A Launceston resident who can clearly recall the feeling of paranoia during World War II, the uncertainty during the great depression, as well as the lingering effects of the polio epidemic, celebrated a milestone birthday this weekend.
Hazel James was born on August 27, 1922. A century later - in a function room at the Country Club and Casino on Saturday - surrounded by her friends and family, she blew out the candles of a cake adorned with three figures for the first time.
Ms James remained sharp as a tack despite her old age and was even able to accurately articulate memories from her childhood.

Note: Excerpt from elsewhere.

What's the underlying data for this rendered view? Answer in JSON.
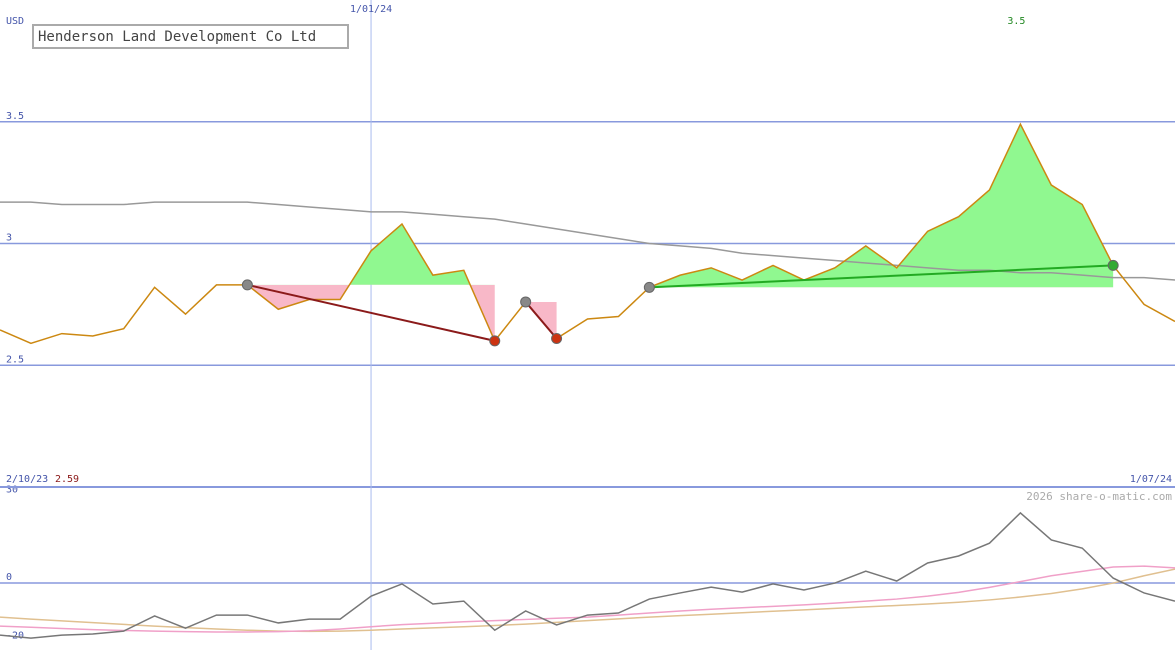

"I remember the floods in Launceston happening, I would have been about eight, and we were luckily on holiday in Melbourne at the time, but my dad came back to help," she said.

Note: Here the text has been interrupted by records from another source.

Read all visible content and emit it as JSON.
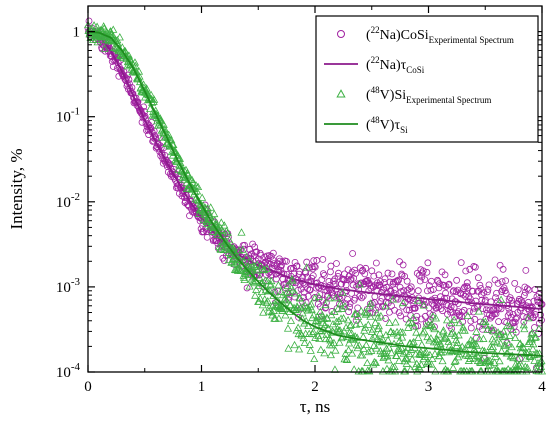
{
  "chart_data": {
    "type": "scatter",
    "xlabel": "τ, ns",
    "ylabel": "Intensity, %",
    "xlim": [
      0,
      4
    ],
    "ylim": [
      0.0001,
      2
    ],
    "y_scale": "log",
    "x_ticks": [
      "0",
      "1",
      "2",
      "3",
      "4"
    ],
    "y_ticks": [
      "1",
      "10-1",
      "10-2",
      "10-3",
      "10-4"
    ],
    "legend_position": "top-right",
    "grid": false,
    "series": [
      {
        "name": "(22Na)CoSiExperimental Spectrum",
        "legend": {
          "sup": "22",
          "pre": "(",
          "mid": "Na)CoSi",
          "sub": "Experimental Spectrum"
        },
        "kind": "scatter",
        "marker": "circle",
        "color": "#a020a0",
        "x": [
          0,
          0.1,
          0.2,
          0.3,
          0.4,
          0.5,
          0.6,
          0.7,
          0.8,
          0.9,
          1.0,
          1.1,
          1.2,
          1.3,
          1.4,
          1.5,
          1.6,
          1.7,
          1.8,
          1.9,
          2.0,
          2.2,
          2.4,
          2.6,
          2.8,
          3.0,
          3.2,
          3.4,
          3.6,
          3.8,
          4.0
        ],
        "y": [
          0.97,
          0.88,
          0.6,
          0.34,
          0.175,
          0.092,
          0.05,
          0.028,
          0.0165,
          0.01,
          0.0065,
          0.0045,
          0.0032,
          0.0025,
          0.0021,
          0.0018,
          0.0016,
          0.0014,
          0.00125,
          0.00115,
          0.00107,
          0.00095,
          0.00088,
          0.00082,
          0.00077,
          0.00072,
          0.00068,
          0.00064,
          0.00061,
          0.00058,
          0.00055
        ]
      },
      {
        "name": "(22Na)τCoSi",
        "legend": {
          "sup": "22",
          "pre": "(",
          "mid": "Na)τ",
          "sub": "CoSi"
        },
        "kind": "line",
        "color": "#8b1a8b",
        "x": [
          0,
          0.1,
          0.2,
          0.3,
          0.4,
          0.5,
          0.6,
          0.7,
          0.8,
          0.9,
          1.0,
          1.1,
          1.2,
          1.3,
          1.4,
          1.5,
          1.6,
          1.7,
          1.8,
          1.9,
          2.0,
          2.2,
          2.4,
          2.6,
          2.8,
          3.0,
          3.2,
          3.4,
          3.6,
          3.8,
          4.0
        ],
        "y": [
          0.97,
          0.88,
          0.6,
          0.34,
          0.175,
          0.092,
          0.05,
          0.028,
          0.0165,
          0.01,
          0.0065,
          0.0045,
          0.0032,
          0.0025,
          0.0021,
          0.0018,
          0.0016,
          0.0014,
          0.00125,
          0.00115,
          0.00107,
          0.00095,
          0.00088,
          0.00082,
          0.00077,
          0.00072,
          0.00068,
          0.00064,
          0.00061,
          0.00058,
          0.00055
        ]
      },
      {
        "name": "(48V)SiExperimental Spectrum",
        "legend": {
          "sup": "48",
          "pre": "(",
          "mid": "V)Si",
          "sub": "Experimental Spectrum"
        },
        "kind": "scatter",
        "marker": "triangle",
        "color": "#3cb043",
        "x": [
          0,
          0.1,
          0.2,
          0.3,
          0.4,
          0.5,
          0.6,
          0.7,
          0.8,
          0.9,
          1.0,
          1.1,
          1.2,
          1.3,
          1.4,
          1.5,
          1.6,
          1.7,
          1.8,
          1.9,
          2.0,
          2.2,
          2.4,
          2.6,
          2.8,
          3.0,
          3.2,
          3.4,
          3.6,
          3.8,
          4.0
        ],
        "y": [
          1.0,
          0.97,
          0.85,
          0.6,
          0.37,
          0.2,
          0.105,
          0.055,
          0.029,
          0.016,
          0.0092,
          0.0055,
          0.0035,
          0.0023,
          0.0016,
          0.00115,
          0.00085,
          0.00065,
          0.0005,
          0.0004,
          0.00034,
          0.00027,
          0.00024,
          0.00022,
          0.0002,
          0.00019,
          0.00018,
          0.00017,
          0.000165,
          0.00016,
          0.000155
        ]
      },
      {
        "name": "(48V)τSi",
        "legend": {
          "sup": "48",
          "pre": "(",
          "mid": "V)τ",
          "sub": "Si"
        },
        "kind": "line",
        "color": "#1e8c1e",
        "x": [
          0,
          0.1,
          0.2,
          0.3,
          0.4,
          0.5,
          0.6,
          0.7,
          0.8,
          0.9,
          1.0,
          1.1,
          1.2,
          1.3,
          1.4,
          1.5,
          1.6,
          1.7,
          1.8,
          1.9,
          2.0,
          2.2,
          2.4,
          2.6,
          2.8,
          3.0,
          3.2,
          3.4,
          3.6,
          3.8,
          4.0
        ],
        "y": [
          1.0,
          0.97,
          0.85,
          0.6,
          0.37,
          0.2,
          0.105,
          0.055,
          0.029,
          0.016,
          0.0092,
          0.0055,
          0.0035,
          0.0023,
          0.0016,
          0.00115,
          0.00085,
          0.00065,
          0.0005,
          0.0004,
          0.00034,
          0.00027,
          0.00024,
          0.00022,
          0.0002,
          0.00019,
          0.00018,
          0.00017,
          0.000165,
          0.00016,
          0.000155
        ]
      }
    ]
  }
}
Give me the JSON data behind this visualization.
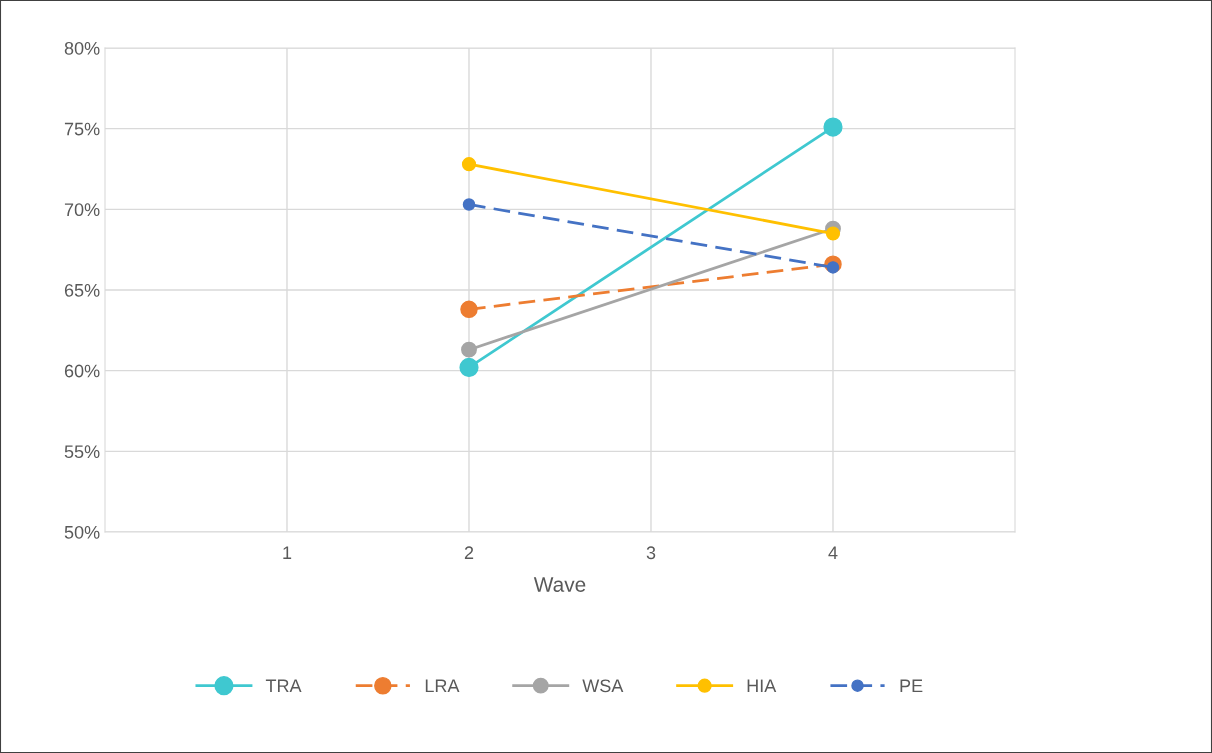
{
  "chart_data": {
    "type": "line",
    "xlabel": "Wave",
    "x": [
      2,
      4
    ],
    "series": [
      {
        "name": "TRA",
        "color": "#3fc8d0",
        "values": [
          60.2,
          75.1
        ],
        "line_style": "solid"
      },
      {
        "name": "LRA",
        "color": "#ed7d31",
        "values": [
          63.8,
          66.6
        ],
        "line_style": "dashed"
      },
      {
        "name": "WSA",
        "color": "#a5a5a5",
        "values": [
          61.3,
          68.8
        ],
        "line_style": "solid"
      },
      {
        "name": "HIA",
        "color": "#ffc000",
        "values": [
          72.8,
          68.5
        ],
        "line_style": "solid"
      },
      {
        "name": "PE",
        "color": "#4472c4",
        "values": [
          70.3,
          66.4
        ],
        "line_style": "dashed"
      }
    ],
    "xlim": [
      0,
      5
    ],
    "xticks": [
      1,
      2,
      3,
      4
    ],
    "ylim": [
      50,
      80
    ],
    "yticks": [
      {
        "value": 50,
        "label": "50%"
      },
      {
        "value": 55,
        "label": "55%"
      },
      {
        "value": 60,
        "label": "60%"
      },
      {
        "value": 65,
        "label": "65%"
      },
      {
        "value": 70,
        "label": "70%"
      },
      {
        "value": 75,
        "label": "75%"
      },
      {
        "value": 80,
        "label": "80%"
      }
    ],
    "grid": true,
    "legend": "bottom",
    "marker": "circle"
  }
}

"I also recall heading out to an air pageant at Western Junction airport in 1931, where my family and I were taken on a flight excursion by the famous Australian aviation pioneer Sir Charles Edward Kingsford Smith ... I can still picture myself sitting on my mum's lap, looking out the window, and thinking 'wow, the houses look like little match boxes'."
Ms James said a few less enjoyable memories stuck with her too. "I've lived through two epidemics now, the first being polio ... no one in Launceston under the age of 16 was allowed to leave the area for the duration of the outbreak," she said.
"Then there was World War II ... I remember there hardly being any young men around town during that time, and if you saw one they were usually in uniform."
"The windows of most buildings were boarded up, we weren't allowed to show any light at night time through fears there would be air raids, and there were also shelters built down between Cimitiere and Williams Street."
Ms James said she had stayed in Launceston all of her life and watched it expand "out of this world".
"There only used to be a few families in Launceston that had a car when I was a child, and I can remember on that same trip to the airport - where we got to fly for the first time - I was amazed by how many cars there were, they must've come from all over the state," she said.
"There also used to be trams that would run along Brisbane Street and out to Mowbray Heights, which of course is just called Mowbray now."
Ms James said she believed the key to a long life was moderate living.
"You've got to keep off drinking, smoking, and drugs, I've never touched any of them," she said.
Ms James also said despite 100 years going by and a lot of significant events occurring, it still all felt like it went fast.